Conosciuto come Kathy, Ahmed portava occhiali scuri per proteggersi gli occhi rovinati dal riflesso del calcare che lui e Nelson Mandela avevano preso a picconate per decenni.
Mi mostrò la sua cella, un quadrato di un metro e ½ di lato, dove “la luce scottava, giorno e notte”.
Mi chiedevo come avesse fatto ad uscirne dopo un quarto di secolo, ancora come un essere umano sano, robusto, tollerante e gentile. Mi spiegò che doveva ringraziare gli insegnamenti di Gandhi, il sostegno dei suoi cari, ma soprattutto “c’era la lotta, senza la quale niente cambia”.
Questo sentimento di lotta e’ di nuovo presente in Sudafrica.

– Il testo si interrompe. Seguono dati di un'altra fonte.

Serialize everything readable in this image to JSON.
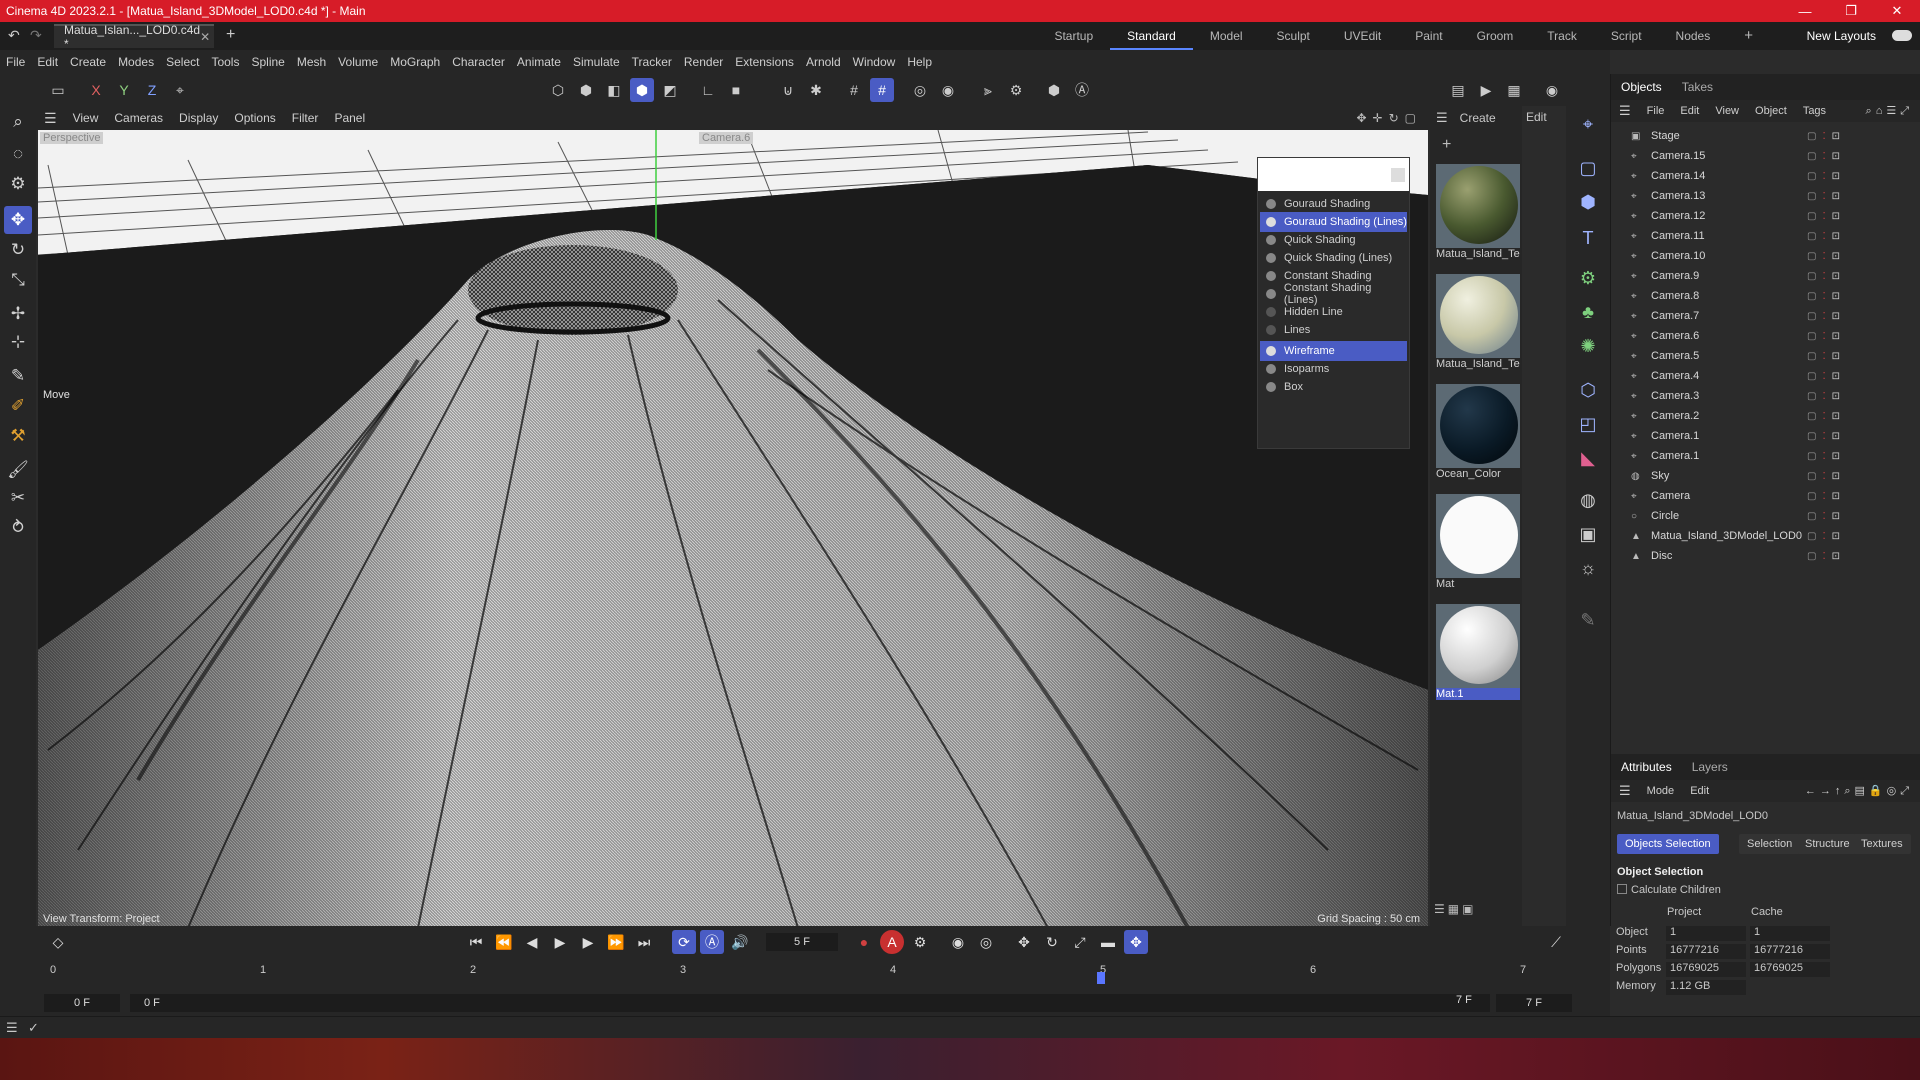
{
  "app": {
    "title": "Cinema 4D 2023.2.1 - [Matua_Island_3DModel_LOD0.c4d *] - Main",
    "document_tab": "Matua_Islan..._LOD0.c4d *",
    "accent_color": "#4a5cc4",
    "titlebar_color": "#d71c28"
  },
  "layouts": {
    "items": [
      "Startup",
      "Standard",
      "Model",
      "Sculpt",
      "UVEdit",
      "Paint",
      "Groom",
      "Track",
      "Script",
      "Nodes"
    ],
    "active": "Standard",
    "new_layouts": "New Layouts"
  },
  "menubar": [
    "File",
    "Edit",
    "Create",
    "Modes",
    "Select",
    "Tools",
    "Spline",
    "Mesh",
    "Volume",
    "MoGraph",
    "Character",
    "Animate",
    "Simulate",
    "Tracker",
    "Render",
    "Extensions",
    "Arnold",
    "Window",
    "Help"
  ],
  "viewport": {
    "menu": [
      "View",
      "Cameras",
      "Display",
      "Options",
      "Filter",
      "Panel"
    ],
    "camera_label": "Perspective",
    "camera_name": "Camera.6",
    "tool_hint": "Move",
    "transform_label": "View Transform: Project",
    "grid_spacing": "Grid Spacing : 50 cm"
  },
  "shading_menu": {
    "items": [
      {
        "label": "Gouraud Shading",
        "selected": false
      },
      {
        "label": "Gouraud Shading (Lines)",
        "selected": true
      },
      {
        "label": "Quick Shading",
        "selected": false
      },
      {
        "label": "Quick Shading (Lines)",
        "selected": false
      },
      {
        "label": "Constant Shading",
        "selected": false
      },
      {
        "label": "Constant Shading (Lines)",
        "selected": false
      },
      {
        "label": "Hidden Line",
        "selected": false
      },
      {
        "label": "Lines",
        "selected": false
      },
      {
        "label": "Wireframe",
        "selected": true
      },
      {
        "label": "Isoparms",
        "selected": false
      },
      {
        "label": "Box",
        "selected": false
      }
    ]
  },
  "materials": {
    "menu": [
      "Create",
      "Edit"
    ],
    "items": [
      "Matua_Island_Text",
      "Matua_Island_Text",
      "Ocean_Color",
      "Mat",
      "Mat.1"
    ]
  },
  "objects_panel": {
    "tabs": [
      "Objects",
      "Takes"
    ],
    "menu": [
      "File",
      "Edit",
      "View",
      "Object",
      "Tags"
    ],
    "rows": [
      "Stage",
      "Camera.15",
      "Camera.14",
      "Camera.13",
      "Camera.12",
      "Camera.11",
      "Camera.10",
      "Camera.9",
      "Camera.8",
      "Camera.7",
      "Camera.6",
      "Camera.5",
      "Camera.4",
      "Camera.3",
      "Camera.2",
      "Camera.1",
      "Camera.1",
      "Sky",
      "Camera",
      "Circle",
      "Matua_Island_3DModel_LOD0",
      "Disc"
    ]
  },
  "attributes_panel": {
    "tabs": [
      "Attributes",
      "Layers"
    ],
    "menu": [
      "Mode",
      "Edit"
    ],
    "object_name": "Matua_Island_3DModel_LOD0",
    "buttons": [
      "Objects Selection",
      "Selection",
      "Structure",
      "Textures"
    ],
    "section": "Object Selection",
    "checkbox": "Calculate Children",
    "col_project": "Project",
    "col_cache": "Cache",
    "rows": [
      {
        "label": "Object",
        "project": "1",
        "cache": "1"
      },
      {
        "label": "Points",
        "project": "16777216",
        "cache": "16777216"
      },
      {
        "label": "Polygons",
        "project": "16769025",
        "cache": "16769025"
      },
      {
        "label": "Memory",
        "project": "1.12 GB",
        "cache": ""
      }
    ]
  },
  "timeline": {
    "current_frame": "5 F",
    "ticks": [
      "0",
      "1",
      "2",
      "3",
      "4",
      "5",
      "6",
      "7"
    ],
    "start_field": "0 F",
    "range_start": "0 F",
    "range_end": "7 F",
    "end_field": "7 F",
    "playhead_frame": 5
  }
}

Qualche giorno fa ho incontrato lo scrittore Breyten Breytenbach che passò otto anni in carcere sotto il regime dell’apartheid. Nel suo discorso tenuto durante la fiera “Time of the writer” a Durban, ha evocato i “sogni” dei grandi combattenti della liberazione Steve Biko e Robert Sobukwe. “Come faremo a fermare questo ‘progresso’ che pare inarrestabile, del Sudafrica verso uno stato totalitario a partito unico?” ha chiesto.E’ una domanda che molti si pongono in un paese che ora esemplifica l’apartheid economico imposto in tutto il mondo sotto una copertura di “crescita economica” e di un gergo liberale e corporativo.

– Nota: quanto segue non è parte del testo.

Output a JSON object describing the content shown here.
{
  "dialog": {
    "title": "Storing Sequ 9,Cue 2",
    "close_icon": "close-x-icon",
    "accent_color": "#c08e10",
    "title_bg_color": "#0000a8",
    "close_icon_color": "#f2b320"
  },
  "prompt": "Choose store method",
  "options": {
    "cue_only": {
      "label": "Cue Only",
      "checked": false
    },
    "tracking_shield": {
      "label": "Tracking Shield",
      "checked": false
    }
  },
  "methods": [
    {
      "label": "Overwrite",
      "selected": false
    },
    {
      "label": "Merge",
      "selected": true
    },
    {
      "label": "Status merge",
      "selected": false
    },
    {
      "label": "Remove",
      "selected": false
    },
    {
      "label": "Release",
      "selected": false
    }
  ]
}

Per “democrazia” si intende socialismo per i ricchi e capitalismo per i poveri. Per “autorità” e “modernità” si intende un sistema di divisione e saccheggio, studiato e approvato a Washington, Bruxelles e Davos – un sistema in cui, dice il ministro del tesoro sudafricano, Trevor Manuel, “i vincitori prosperano”. E lui parla da un paese in cui l’ineguaglianza e la povertà sono “senza speranza”, dove il governo dell’ANC ha permesso alle compagnie più voraci del mondo di farla franca dopo aver avvelenato la terra ed i suoi abitanti, ed è stato abbindolato dai produttori di armi inglesi che gli hanno fatto comprare 24 caccia hawk al costo di 17 milioni di sterline l’uno, “di gran lunga l’opzione più costosa” secondo un rapporto della Camera dei Comuni.

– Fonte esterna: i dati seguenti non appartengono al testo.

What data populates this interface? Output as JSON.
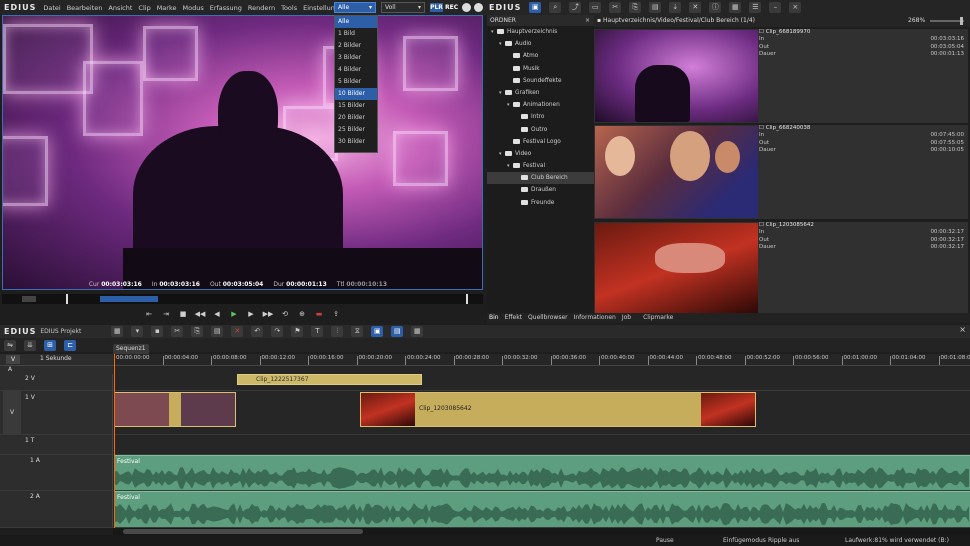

Il Dipartimento Britannico per lo Sviluppo Internazionale (DFID) ha svolto un ruolo noto.
Sebbene fosse obbligato per legge ad investire fondi esclusivamente in progetti mirati alla riduzione della povertà, il DFID e’ in realtà un organismo che spiana la via ad aziende multinazionali con l’obiettivo di rilevare i servizi pubblici. Nel 2004 il dipartimento ha elargito 6.3 milioni di sterline all’istituto Adam Smith, un gruppo di esperti di estrema destra, per progetti di riforma del servizio pubblico in Sudafrica, atti a promuovere legami “business to business” tra aziende britanniche e sudafricane il cui unico interesse e’ il profitto.
Quando il disgraziato Robert Mugabe sarà uscito di scena, lo Zimbawe otterrà lo stesso trattamento.
Il governo britannico offrirà un miliardo di sterline di “aiuti umanitari” aprendo la strada al ritorno nel paese dei capitali della Banca Mondiale e del Fondo Monetario Internazionale per restaurare quello che era, molto prima del naufragio di Mugabe, una delle società più sfruttate e più diseguali di tutta l’Africa.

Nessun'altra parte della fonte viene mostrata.